Wie eng es da aussieht, zeigt sich daran, dass plötzlich Roland Koch als möglicher Kanzler-Kandidat gehandelt wird. Er ist populär geworden, seit er im Frühjahr seinen Abschied von der Politik eingeleitet hat. Schon zu jenem Zeitpunkt sammelten die Zeitungen Stimmen, wonach in Kochs Rückzug auch der Untergang der Wirtschaftskompetenz bei der CDU zu sehen sei. Am aufregenden Mittwoch der Präsidentenwahl dann, so geht die von vielen CDU-Abgeordneten unterstützte Geschichte, soll es allein Koch gelungen sein, die Fraktion vorm dritten Wahlgang auf Linie zu bringen. Merkel habe hilflose Fußball-Metaphern angeführt, Koch dagegen habe die Unions-Gefühle ansprechen können.
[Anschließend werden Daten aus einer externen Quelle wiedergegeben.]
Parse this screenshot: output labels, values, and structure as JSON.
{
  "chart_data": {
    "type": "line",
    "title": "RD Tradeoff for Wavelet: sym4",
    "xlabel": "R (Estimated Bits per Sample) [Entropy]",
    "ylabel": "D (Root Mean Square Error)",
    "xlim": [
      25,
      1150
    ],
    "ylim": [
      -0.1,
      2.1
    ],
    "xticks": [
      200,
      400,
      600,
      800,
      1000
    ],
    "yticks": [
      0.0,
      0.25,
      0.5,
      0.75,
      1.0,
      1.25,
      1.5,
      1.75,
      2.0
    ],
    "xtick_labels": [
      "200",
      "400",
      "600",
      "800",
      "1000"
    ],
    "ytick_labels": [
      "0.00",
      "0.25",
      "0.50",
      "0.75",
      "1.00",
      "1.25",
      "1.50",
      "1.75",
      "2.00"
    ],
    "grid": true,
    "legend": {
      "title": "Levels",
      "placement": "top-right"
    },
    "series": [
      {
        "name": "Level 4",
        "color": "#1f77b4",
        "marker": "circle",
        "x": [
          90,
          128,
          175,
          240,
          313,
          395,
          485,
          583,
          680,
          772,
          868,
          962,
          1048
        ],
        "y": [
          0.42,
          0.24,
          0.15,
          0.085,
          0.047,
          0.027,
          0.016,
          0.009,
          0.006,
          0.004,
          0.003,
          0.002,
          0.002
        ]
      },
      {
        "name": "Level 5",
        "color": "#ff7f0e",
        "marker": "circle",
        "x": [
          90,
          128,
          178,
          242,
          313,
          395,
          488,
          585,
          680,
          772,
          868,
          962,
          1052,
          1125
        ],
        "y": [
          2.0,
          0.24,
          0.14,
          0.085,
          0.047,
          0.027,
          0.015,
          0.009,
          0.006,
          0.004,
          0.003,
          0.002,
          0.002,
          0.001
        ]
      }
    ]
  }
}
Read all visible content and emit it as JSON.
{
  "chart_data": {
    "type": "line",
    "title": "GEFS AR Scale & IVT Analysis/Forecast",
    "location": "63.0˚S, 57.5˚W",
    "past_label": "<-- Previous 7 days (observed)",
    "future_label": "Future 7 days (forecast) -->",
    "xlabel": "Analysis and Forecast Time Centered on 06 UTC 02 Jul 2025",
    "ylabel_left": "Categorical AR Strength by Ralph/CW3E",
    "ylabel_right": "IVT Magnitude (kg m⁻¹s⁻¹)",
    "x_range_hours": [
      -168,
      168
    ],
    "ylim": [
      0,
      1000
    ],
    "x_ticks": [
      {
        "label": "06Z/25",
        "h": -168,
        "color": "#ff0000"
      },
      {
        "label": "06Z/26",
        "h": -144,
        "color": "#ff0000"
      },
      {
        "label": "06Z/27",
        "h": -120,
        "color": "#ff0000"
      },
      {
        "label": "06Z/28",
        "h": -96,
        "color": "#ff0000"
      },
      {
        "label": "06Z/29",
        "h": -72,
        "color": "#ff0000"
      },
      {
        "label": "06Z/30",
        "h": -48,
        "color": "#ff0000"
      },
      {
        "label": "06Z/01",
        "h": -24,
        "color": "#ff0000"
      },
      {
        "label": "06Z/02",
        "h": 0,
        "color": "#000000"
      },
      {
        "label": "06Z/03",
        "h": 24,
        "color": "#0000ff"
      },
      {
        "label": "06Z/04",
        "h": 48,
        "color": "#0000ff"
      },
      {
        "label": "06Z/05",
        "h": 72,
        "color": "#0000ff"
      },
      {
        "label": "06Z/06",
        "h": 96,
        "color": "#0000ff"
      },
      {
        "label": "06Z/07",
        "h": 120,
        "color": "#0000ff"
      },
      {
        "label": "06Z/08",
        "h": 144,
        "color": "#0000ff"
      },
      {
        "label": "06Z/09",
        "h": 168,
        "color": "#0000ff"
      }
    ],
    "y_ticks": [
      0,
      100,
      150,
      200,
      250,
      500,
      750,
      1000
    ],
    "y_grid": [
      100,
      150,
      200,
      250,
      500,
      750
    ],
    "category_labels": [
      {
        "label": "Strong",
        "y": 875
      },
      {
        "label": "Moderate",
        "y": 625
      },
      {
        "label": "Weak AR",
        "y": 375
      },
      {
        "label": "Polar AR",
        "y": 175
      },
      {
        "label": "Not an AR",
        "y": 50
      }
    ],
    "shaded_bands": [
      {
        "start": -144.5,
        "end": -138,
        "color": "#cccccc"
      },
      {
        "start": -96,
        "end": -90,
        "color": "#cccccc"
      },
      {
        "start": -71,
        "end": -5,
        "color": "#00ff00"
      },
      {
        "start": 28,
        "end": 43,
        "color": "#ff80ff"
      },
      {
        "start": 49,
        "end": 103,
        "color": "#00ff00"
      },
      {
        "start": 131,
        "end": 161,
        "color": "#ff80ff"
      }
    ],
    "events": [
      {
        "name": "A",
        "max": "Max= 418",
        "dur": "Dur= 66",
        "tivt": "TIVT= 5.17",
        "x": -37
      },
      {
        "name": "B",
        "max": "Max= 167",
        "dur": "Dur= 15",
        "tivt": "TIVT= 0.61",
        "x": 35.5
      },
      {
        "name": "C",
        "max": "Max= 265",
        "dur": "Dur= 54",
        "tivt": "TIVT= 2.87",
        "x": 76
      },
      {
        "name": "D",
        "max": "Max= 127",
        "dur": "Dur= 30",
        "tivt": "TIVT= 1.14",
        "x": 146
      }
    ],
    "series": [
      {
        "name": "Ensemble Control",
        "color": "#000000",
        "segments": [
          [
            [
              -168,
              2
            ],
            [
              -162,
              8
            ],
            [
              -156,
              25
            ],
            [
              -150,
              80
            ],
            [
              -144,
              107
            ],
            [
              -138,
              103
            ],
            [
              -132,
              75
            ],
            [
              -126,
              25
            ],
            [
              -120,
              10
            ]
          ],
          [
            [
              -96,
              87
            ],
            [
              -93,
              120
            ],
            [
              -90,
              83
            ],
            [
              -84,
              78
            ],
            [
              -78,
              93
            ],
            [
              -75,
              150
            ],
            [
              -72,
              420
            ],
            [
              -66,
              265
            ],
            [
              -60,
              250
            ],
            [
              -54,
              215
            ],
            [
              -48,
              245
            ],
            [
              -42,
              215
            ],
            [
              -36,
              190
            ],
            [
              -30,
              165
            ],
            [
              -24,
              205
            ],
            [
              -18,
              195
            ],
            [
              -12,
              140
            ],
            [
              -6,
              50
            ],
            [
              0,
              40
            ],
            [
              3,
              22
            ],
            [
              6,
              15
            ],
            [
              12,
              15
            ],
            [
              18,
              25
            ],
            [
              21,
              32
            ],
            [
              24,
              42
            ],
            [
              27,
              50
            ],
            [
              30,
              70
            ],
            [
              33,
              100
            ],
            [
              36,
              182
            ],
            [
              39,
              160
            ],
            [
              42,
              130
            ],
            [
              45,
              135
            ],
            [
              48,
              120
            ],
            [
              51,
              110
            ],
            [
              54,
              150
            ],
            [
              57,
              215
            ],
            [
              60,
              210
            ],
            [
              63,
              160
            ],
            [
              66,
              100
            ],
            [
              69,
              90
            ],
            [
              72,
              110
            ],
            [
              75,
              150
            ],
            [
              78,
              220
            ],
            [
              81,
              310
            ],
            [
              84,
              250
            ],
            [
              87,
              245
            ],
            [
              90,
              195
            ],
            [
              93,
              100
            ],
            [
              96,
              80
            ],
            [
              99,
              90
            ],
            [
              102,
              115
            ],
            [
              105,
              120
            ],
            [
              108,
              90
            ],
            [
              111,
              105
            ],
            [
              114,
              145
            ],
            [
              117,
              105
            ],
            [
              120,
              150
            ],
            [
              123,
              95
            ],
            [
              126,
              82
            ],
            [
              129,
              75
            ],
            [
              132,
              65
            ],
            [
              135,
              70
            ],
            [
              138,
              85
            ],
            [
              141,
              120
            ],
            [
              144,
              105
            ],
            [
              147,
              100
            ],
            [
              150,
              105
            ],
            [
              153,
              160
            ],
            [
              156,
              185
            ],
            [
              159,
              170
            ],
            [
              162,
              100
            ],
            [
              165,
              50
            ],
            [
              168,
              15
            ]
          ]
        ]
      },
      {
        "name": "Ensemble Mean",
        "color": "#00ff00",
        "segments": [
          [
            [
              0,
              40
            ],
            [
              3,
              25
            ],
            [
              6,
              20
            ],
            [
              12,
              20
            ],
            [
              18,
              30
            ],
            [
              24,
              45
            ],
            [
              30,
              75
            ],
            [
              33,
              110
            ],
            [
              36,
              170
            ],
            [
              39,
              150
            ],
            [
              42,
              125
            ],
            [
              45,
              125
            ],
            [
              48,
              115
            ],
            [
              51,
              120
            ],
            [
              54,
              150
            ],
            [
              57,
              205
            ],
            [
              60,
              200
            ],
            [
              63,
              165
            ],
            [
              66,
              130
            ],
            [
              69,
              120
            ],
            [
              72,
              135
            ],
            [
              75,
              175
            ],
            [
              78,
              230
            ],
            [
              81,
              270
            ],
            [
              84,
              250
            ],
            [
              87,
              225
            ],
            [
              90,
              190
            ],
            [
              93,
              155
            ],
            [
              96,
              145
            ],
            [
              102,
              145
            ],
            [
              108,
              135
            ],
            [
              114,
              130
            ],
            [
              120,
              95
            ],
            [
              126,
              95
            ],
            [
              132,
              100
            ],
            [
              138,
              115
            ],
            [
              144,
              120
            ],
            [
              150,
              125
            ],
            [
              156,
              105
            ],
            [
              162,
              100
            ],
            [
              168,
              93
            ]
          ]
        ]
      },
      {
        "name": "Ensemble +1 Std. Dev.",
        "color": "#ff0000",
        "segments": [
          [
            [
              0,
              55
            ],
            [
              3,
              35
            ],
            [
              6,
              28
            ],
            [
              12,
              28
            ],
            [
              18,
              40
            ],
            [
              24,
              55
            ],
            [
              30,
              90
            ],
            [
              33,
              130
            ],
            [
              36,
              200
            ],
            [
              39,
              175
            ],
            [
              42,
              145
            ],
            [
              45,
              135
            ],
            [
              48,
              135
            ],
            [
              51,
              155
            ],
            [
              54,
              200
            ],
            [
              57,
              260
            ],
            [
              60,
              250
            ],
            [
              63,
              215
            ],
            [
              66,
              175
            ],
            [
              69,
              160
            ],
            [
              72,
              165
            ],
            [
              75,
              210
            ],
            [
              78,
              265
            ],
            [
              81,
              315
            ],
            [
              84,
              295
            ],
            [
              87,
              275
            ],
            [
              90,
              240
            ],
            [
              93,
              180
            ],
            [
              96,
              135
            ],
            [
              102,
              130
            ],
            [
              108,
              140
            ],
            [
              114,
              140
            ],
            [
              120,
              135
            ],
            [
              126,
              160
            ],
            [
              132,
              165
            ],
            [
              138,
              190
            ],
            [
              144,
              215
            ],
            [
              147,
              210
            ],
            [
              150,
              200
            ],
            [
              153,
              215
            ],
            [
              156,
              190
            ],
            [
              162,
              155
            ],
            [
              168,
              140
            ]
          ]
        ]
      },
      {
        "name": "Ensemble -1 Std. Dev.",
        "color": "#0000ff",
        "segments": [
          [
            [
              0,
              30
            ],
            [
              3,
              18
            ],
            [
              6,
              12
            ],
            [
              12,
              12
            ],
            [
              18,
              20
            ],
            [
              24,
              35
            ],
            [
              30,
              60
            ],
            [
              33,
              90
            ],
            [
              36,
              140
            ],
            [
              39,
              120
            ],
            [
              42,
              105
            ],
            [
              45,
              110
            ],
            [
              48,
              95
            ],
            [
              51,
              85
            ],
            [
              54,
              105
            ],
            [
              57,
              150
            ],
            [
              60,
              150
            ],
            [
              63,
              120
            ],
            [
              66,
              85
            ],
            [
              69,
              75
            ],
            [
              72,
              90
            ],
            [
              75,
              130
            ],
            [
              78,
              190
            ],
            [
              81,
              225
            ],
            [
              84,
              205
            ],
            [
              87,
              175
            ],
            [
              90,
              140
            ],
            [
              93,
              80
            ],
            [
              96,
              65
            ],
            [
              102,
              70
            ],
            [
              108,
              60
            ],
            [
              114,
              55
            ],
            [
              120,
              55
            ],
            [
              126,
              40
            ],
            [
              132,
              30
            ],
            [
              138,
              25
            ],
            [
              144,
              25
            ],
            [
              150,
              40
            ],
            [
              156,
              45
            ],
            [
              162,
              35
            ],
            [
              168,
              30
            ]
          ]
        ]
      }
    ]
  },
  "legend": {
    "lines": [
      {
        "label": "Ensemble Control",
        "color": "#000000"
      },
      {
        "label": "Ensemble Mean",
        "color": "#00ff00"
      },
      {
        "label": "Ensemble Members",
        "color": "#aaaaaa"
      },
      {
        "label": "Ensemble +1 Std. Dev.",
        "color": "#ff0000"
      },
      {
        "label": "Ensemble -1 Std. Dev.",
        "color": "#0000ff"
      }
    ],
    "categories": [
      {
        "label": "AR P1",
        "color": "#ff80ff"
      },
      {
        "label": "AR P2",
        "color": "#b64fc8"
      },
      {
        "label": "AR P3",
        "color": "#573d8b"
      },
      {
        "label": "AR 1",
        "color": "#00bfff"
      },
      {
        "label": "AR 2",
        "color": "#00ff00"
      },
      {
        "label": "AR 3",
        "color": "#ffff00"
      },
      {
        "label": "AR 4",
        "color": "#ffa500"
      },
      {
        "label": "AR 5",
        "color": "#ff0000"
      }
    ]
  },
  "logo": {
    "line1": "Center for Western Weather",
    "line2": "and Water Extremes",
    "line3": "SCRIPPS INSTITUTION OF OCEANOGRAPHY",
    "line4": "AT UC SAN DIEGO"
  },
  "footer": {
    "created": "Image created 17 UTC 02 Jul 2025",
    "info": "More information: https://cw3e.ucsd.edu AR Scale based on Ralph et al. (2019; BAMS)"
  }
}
Was plötzlich eine große Rolle zu spielen scheint. In Hessen jedenfalls wurde Koch 2008 abgewählt und blieb 2009 nur im Amt, weil die dortige SPD sich zerlegte und die FDP erstarkte. Seitdem war er eine Art Zombie. Nur dadurch, dass er gekonnt kündigte, gewann er neues Leben. Da Aussteiger zur Zeit viel Verständnis finden, könnte die matte späte Regierungszeit Kochs bei einem Wiederauftauchen auf Bundesebene leicht in Vergessenheit geraten. Doch was bedeutet das?

Wenig. Personalwechsel sind in der Politik fast immer möglich, Politikwechsel brauchen länger. Mag sein, dass Merkel und Westerwelle das bald ebenfalls sind. Aber diejenigen, die sie gegenwärtig schon ab- und wegschreiben, möchten zumeist die Fortsetzung ihres Kurses: Sparen in den öffentlichen Haushalten, Primat des Marktes. Offenbar geht das aber nicht so weiter. Beim G8/G20-Gipfel in Toronto hat Merkel noch eine Premiere feiern können: In der Frage der Fiskalpolitik (wenngleich nicht bei der Behandlung der Banken) hat nicht Barack Obama gewonnen, sondern sie. Vielleicht ist das ein Pyrrhus-Sieg gewesen. Das forciert marktliberale Experiment könnte enden, bevor es richtig begonnen hat.

Ein wirklicher Politikwechsel ist nicht in Sicht, er ist noch gar nicht richtig entworfen. Um einen Green New Deal wird man wohl nicht herumkommen, auch nicht um eine ­Regulierung des Finanzsektors sowie um den Mindestlohn und eine Revision der Hartz IV-Politik. Schwarz-Gelb ist dazu offensichtlich nicht imstande. Aber neue Kombinationen sind noch nicht aktuell.

So lange das so ist, mögen Personenwechsel an der Spitze denkbar sein, aber sie bleiben steril – so wie im September 2008 der SPD-Putsch am Schwielowsee, als Kurt Beck stürzte.